Grape juice, cream, and cocoa may be used in place of lemon or orange, in order to give variety where it is necessary to take many of them, but the grape juice acid does not partially digest the egg as the juice of the lemon does.
Eggnog is another means of taking raw eggs.
One method which any housewife can use to test the freshness of eggs is to drop them into a strong, salt brine made of two ounces of salt to a pint of water. A fresh egg will at once sink to the bottom. After the third day the surface of the shell will be even with the surface of the water and with increasing age they will rise still higher.

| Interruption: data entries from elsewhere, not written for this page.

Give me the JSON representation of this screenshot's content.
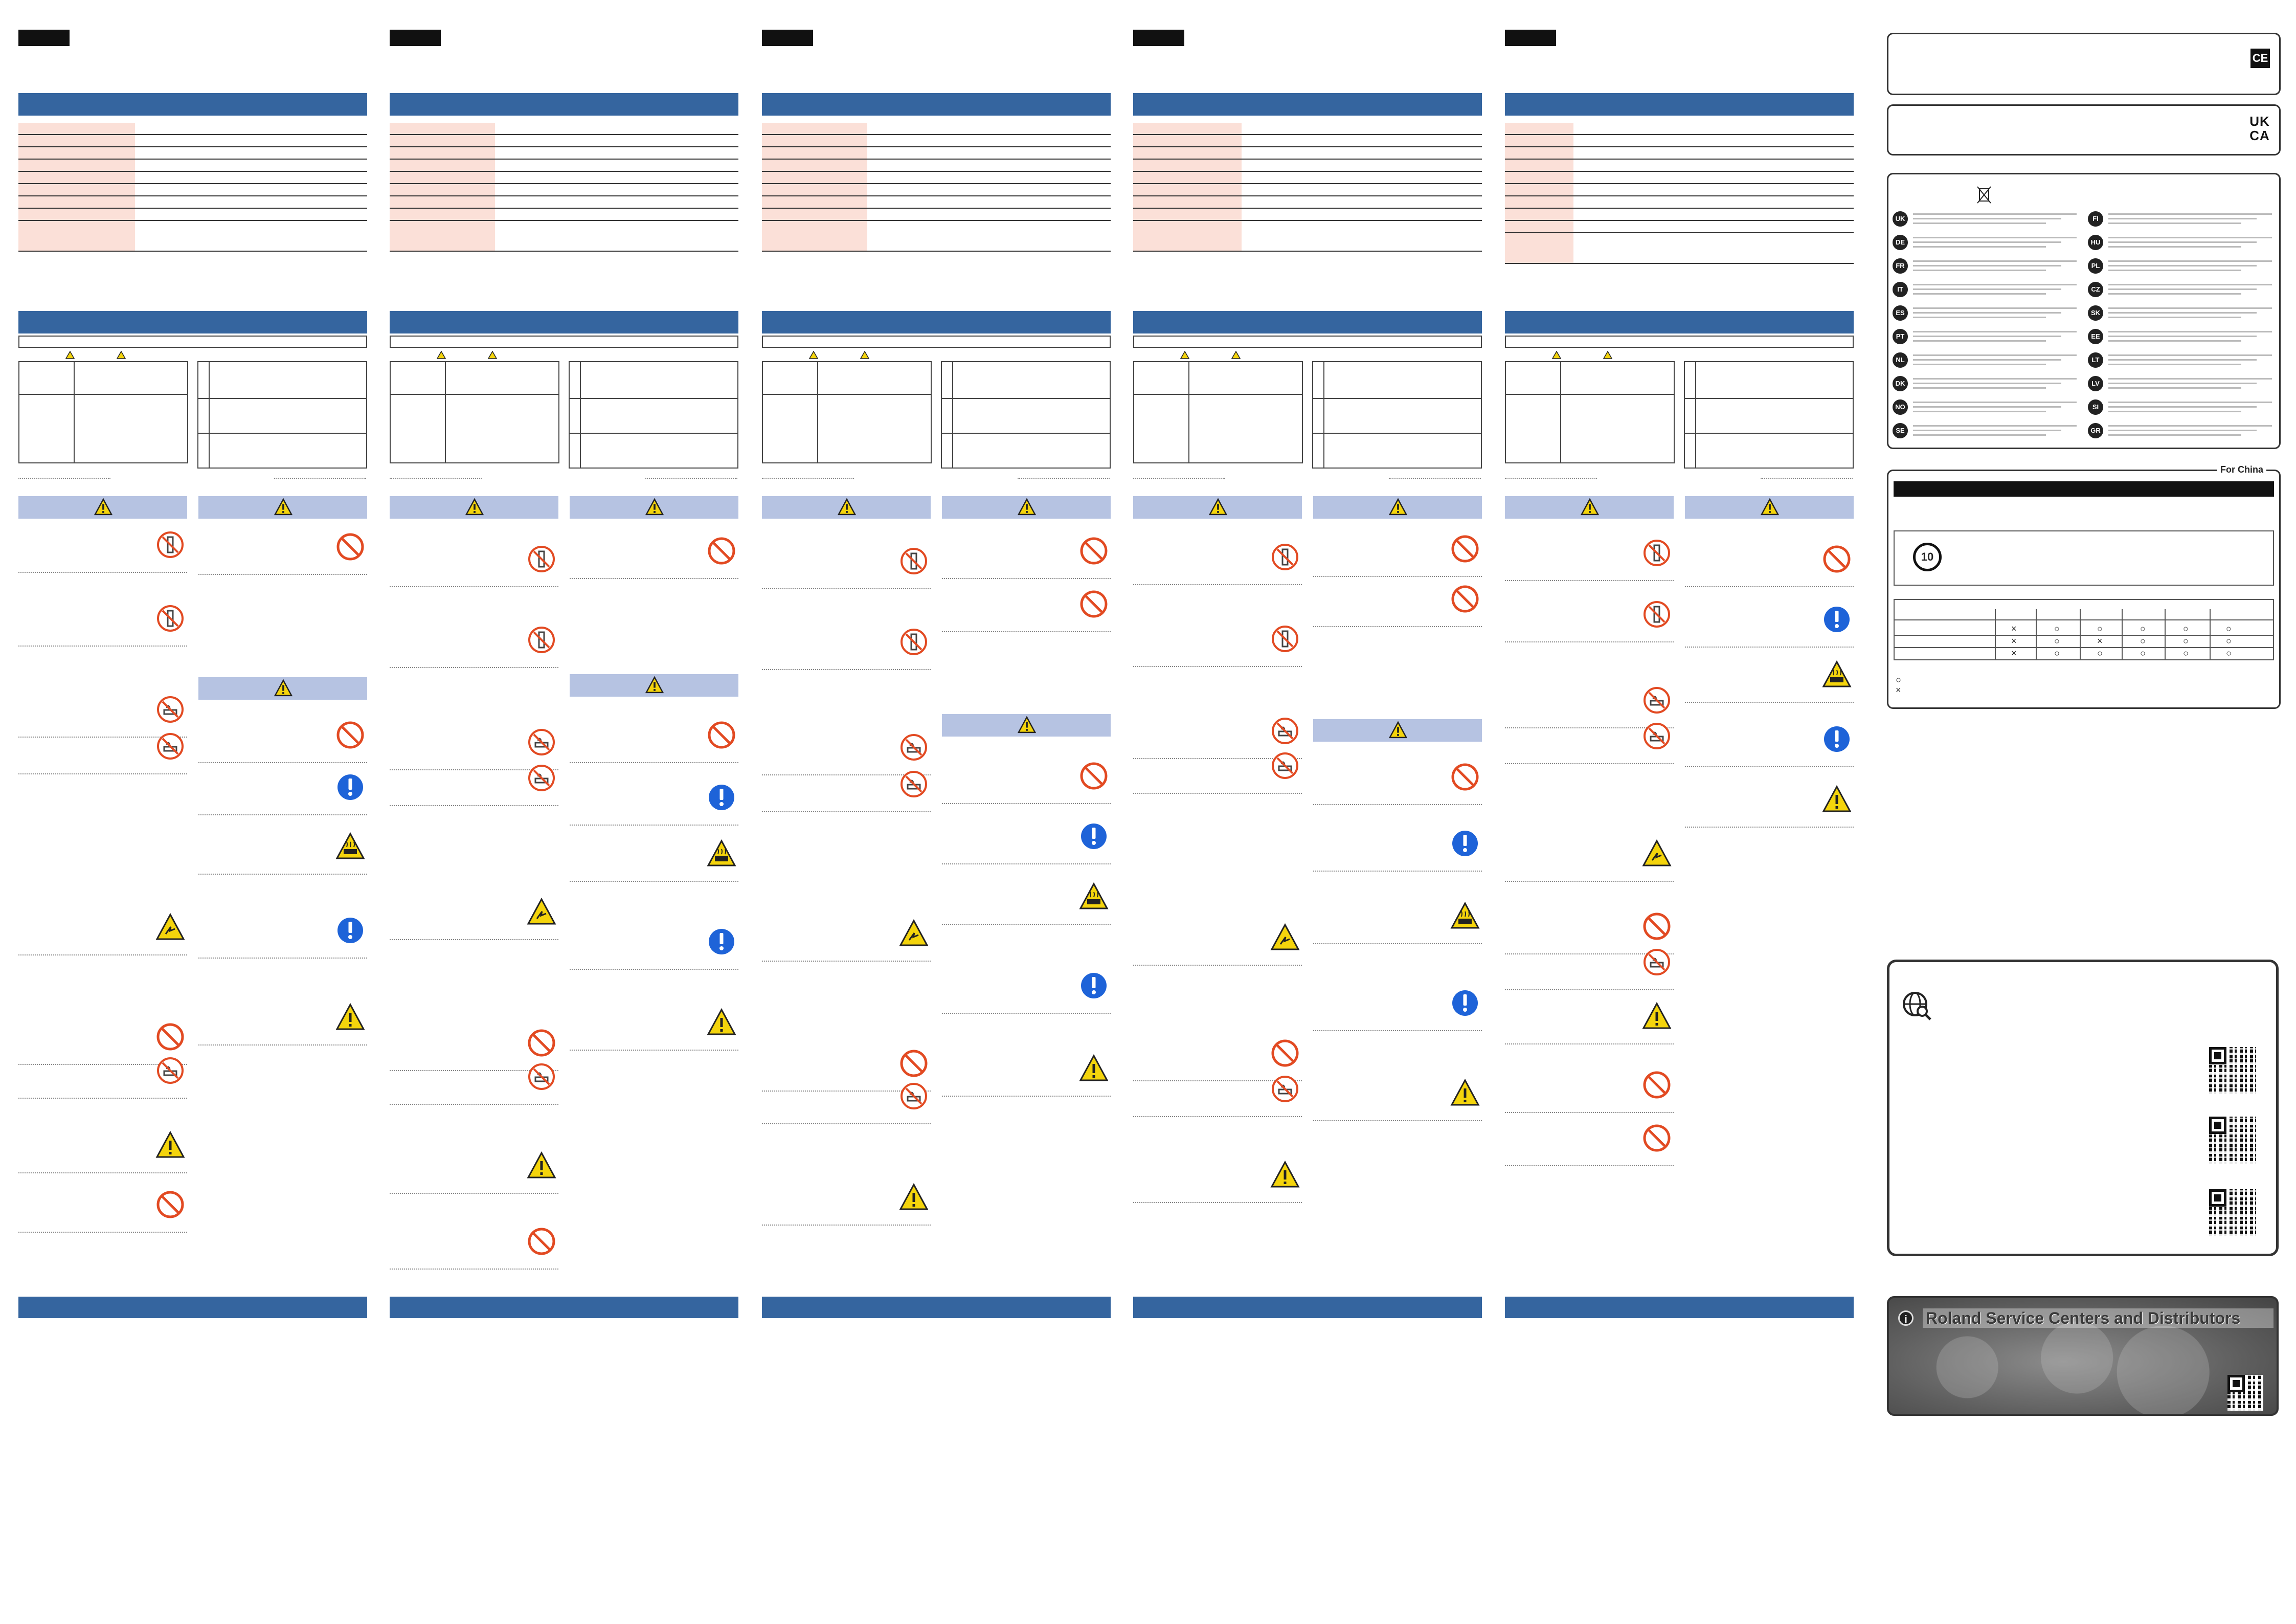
{
  "compliance": {
    "ce_mark": "CE",
    "ukca_mark": "UK CA"
  },
  "weee": {
    "language_codes": [
      "UK",
      "DE",
      "FR",
      "IT",
      "ES",
      "PT",
      "NL",
      "DK",
      "NO",
      "SE",
      "FI",
      "HU",
      "PL",
      "CZ",
      "SK",
      "EE",
      "LT",
      "LV",
      "SI",
      "GR"
    ]
  },
  "china": {
    "label": "For China",
    "epup_years": "10",
    "mark_x": "×",
    "mark_o": "○",
    "legend_o": "○",
    "legend_x": "×",
    "table_rows": [
      [
        "×",
        "○",
        "○",
        "○",
        "○",
        "○"
      ],
      [
        "×",
        "○",
        "×",
        "○",
        "○",
        "○"
      ],
      [
        "×",
        "○",
        "○",
        "○",
        "○",
        "○"
      ]
    ]
  },
  "service": {
    "title": "Roland Service Centers and Distributors"
  },
  "colors": {
    "primary_blue": "#35659f",
    "caution_blue": "#b6c3e2",
    "spec_pink": "#fbe0d8",
    "prohibit_red": "#e24a22",
    "mandatory_blue": "#1e63d8",
    "warning_yellow": "#f4d40c"
  },
  "icons": [
    "warning-triangle-icon",
    "prohibition-icon",
    "disassemble-prohibited-icon",
    "mandatory-action-icon",
    "hot-surface-icon",
    "water-prohibited-icon",
    "globe-search-icon",
    "info-icon",
    "ce-mark-icon",
    "crossed-bin-icon"
  ]
}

There is a prevalent opinion that if an egg is boiled hard it is difficult of digestion, but this depends entirely upon the mastication. If it is masticated so that it is a pulp before swallowed, a hard boiled egg is digested as readily as a soft boiled one. If it is not thoroughly masticated, then an egg should not be boiled longer than three to four minutes, or should be put into boiling water and allowed to remain in the water for six minutes without actively boiling. The latter method cooks the egg through more evenly. Another method of cooking the yolk evenly with the whites is to put the egg in cold water, let it come to a boil, and then again immerse in cold water. Or the egg may be put in cold water, let come almost to a boil, removed from the stove, and let stand ten to twelve minutes in the hot water. Any one of the last three methods cooks the white and the yolk evenly.
Carbo-Nitrogenous Foods
Under this class come cereals, legumes, nuts, milk, and milk products. In these foods the nitrogenous and carbonaceous elements are more evenly proportioned than in either the carbonaceous or nitrogenous groups. The different food elements in this group are so evenly divided that one could live for a considerable length of time upon any one food. Some animals build flesh from nuts alone, while the herbivorous animals live upon cereals and plants.
Cereals
Under cereals, used by man for food, come wheat, oats, rye, barley, rice, and corn. As will be noted by the table below, cereals contain a large proportion of starch and are therefore to be used largely for heat and energy. Rice contains the largest proportion and next to rice, wheat flour.